Yea, the clearml-data is immutable, but not the underlying data if I just store a pointer to some location.
Yea, the real problem is that I have very large datasets in network storage. I am looking for a way to add the datasets on the networks storage as clearml-dataset.
I understand that storing data outside ClearML won't ensure its immutability. I guess this can be built in as a feature into ClearML at some future point.
How about instead of uploading the entire dataset to the clearml server, upload a text file with the location of the dataset on the machine. I would think that should do the trick.
And clearml-agent should pull these datasets from network storage...
I normally just upload the data to the ClearML server and then remove it locally from my machine but I understand that isn't what you want. A quick hack was the only thing I could come up with at the moment xd. Anyway you're welcome. Hope you find a solution.
AgitatedDove14 SuccessfulKoala55 Could you briefly explain whether clearml supports no-copy add for datasets?
Sounds like a good hack, but not like a good solution 😄 But thank you anyways! 🙂
Sounds good. I think it is obvious that immutability has to be managed by the user then, but this is not different from not using clearml-data, so not a disadvantage in my opinion.
VexedCat68 make sense, we could also (if implementing this feature) add a special Tag to the dataset , so you know it contains "external" links, wdyt?
. I guess this can be built in as a feature into ClearML at some future point.
VexedCat68 you mean referencing an external link?
Thank you for answering. So your suggestion would be similar to VexedCat68 's first idea, right?

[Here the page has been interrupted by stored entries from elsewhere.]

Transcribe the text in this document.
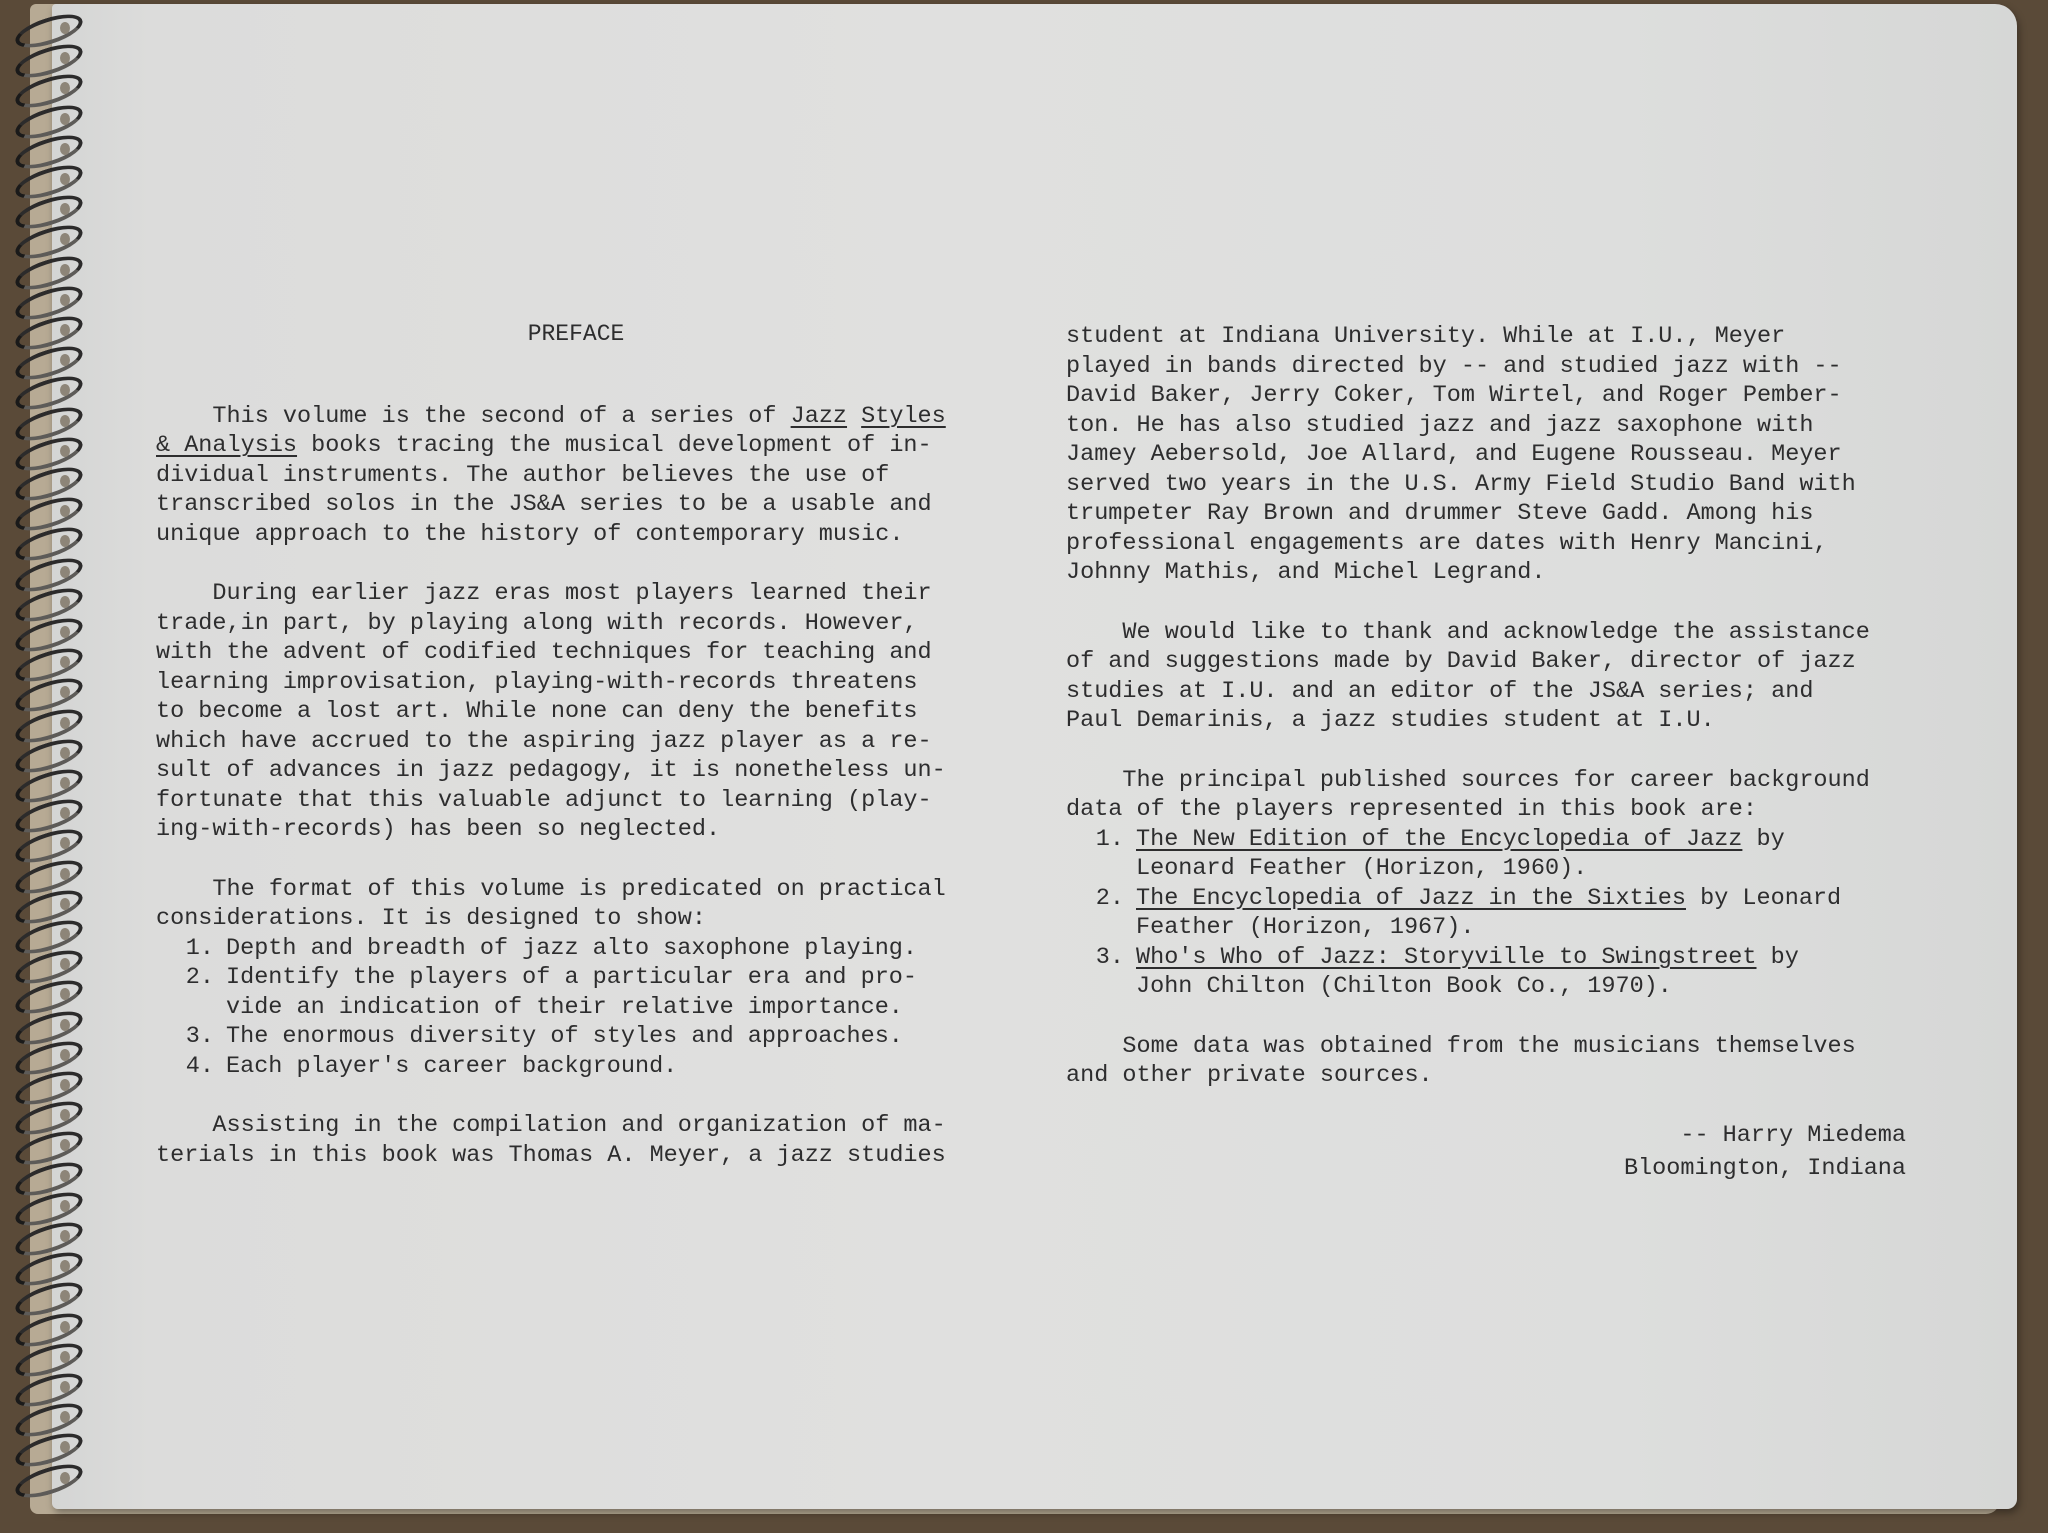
PREFACE

This volume is the second of a series of Jazz Styles
& Analysis books tracing the musical development of in-
dividual instruments. The author believes the use of
transcribed solos in the JS&A series to be a usable and
unique approach to the history of contemporary music.

During earlier jazz eras most players learned their
trade,in part, by playing along with records. However,
with the advent of codified techniques for teaching and
learning improvisation, playing-with-records threatens
to become a lost art. While none can deny the benefits
which have accrued to the aspiring jazz player as a re-
sult of advances in jazz pedagogy, it is nonetheless un-
fortunate that this valuable adjunct to learning (play-
ing-with-records) has been so neglected.

The format of this volume is predicated on practical
considerations. It is designed to show:

1. Depth and breadth of jazz alto saxophone playing.
2. Identify the players of a particular era and pro-
vide an indication of their relative importance.
3. The enormous diversity of styles and approaches.
4. Each player's career background.

Assisting in the compilation and organization of ma-
terials in this book was Thomas A. Meyer, a jazz studies

student at Indiana University. While at I.U., Meyer
played in bands directed by -- and studied jazz with --
David Baker, Jerry Coker, Tom Wirtel, and Roger Pember-
ton. He has also studied jazz and jazz saxophone with
Jamey Aebersold, Joe Allard, and Eugene Rousseau. Meyer
served two years in the U.S. Army Field Studio Band with
trumpeter Ray Brown and drummer Steve Gadd. Among his
professional engagements are dates with Henry Mancini,
Johnny Mathis, and Michel Legrand.

We would like to thank and acknowledge the assistance
of and suggestions made by David Baker, director of jazz
studies at I.U. and an editor of the JS&A series; and
Paul Demarinis, a jazz studies student at I.U.

The principal published sources for career background
data of the players represented in this book are:

1. The New Edition of the Encyclopedia of Jazz by
Leonard Feather (Horizon, 1960).
2. The Encyclopedia of Jazz in the Sixties by Leonard
Feather (Horizon, 1967).
3. Who's Who of Jazz: Storyville to Swingstreet by
John Chilton (Chilton Book Co., 1970).

Some data was obtained from the musicians themselves
and other private sources.

-- Harry Miedema
Bloomington, Indiana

but this is not different from not using clearml-data,
ReassuredTiger98 just making sure we are on the same page. clearml-data immutability is fixed, the user cannot change the content of the dataset (it is actually compressed and uploaded). If you want to change it, you create a new child version
I understand your problem. I think you normally can specify where you want the data to be stored in a conf file somewhere. people here can better guide you. However in my experience, it kinda uploads the data and stores it in its own format.
Yes, though the main caveat is the data is not really immutable 😞
Yes, consider VexedCat68 txt file the Dataset "content" , this will enable ypu to safely get the list of files, and then you can use the StorageManager to download them extend this concept and have it built into the Dataset itself, i.e. allow you to add files as links and make sure it will just download them. The caveat here is that the Dataset at the end, returns a folder with the files, when you specify links, you have to also specify the target location locally (at the end you want a folder with everything there), make sense ?
My data is already in a directory on the clearml-server machine and I do not want to copy it, just add it to clearml as dataset.
So the short answer is, no, it needs to packager it (read "zip it")
The reason is clearml-data creates an Immutable copy, and just "pointing" to files located somewhere will usually break very easily.
That said, actually it will be relatively easy to add as dataset itself stores links to the files and these links could actually point to an S3 bucket (for example)
wdyt?
I ll add creating an issue to my todo list
Anyone wants to open a github issue, so we actually end up implementing it 😉 ?
Maybe a related question: Anyone every worked with datasets larger than the clearml-agent cache? Some colleague of mine has a dataset of ~ 1 tera byte...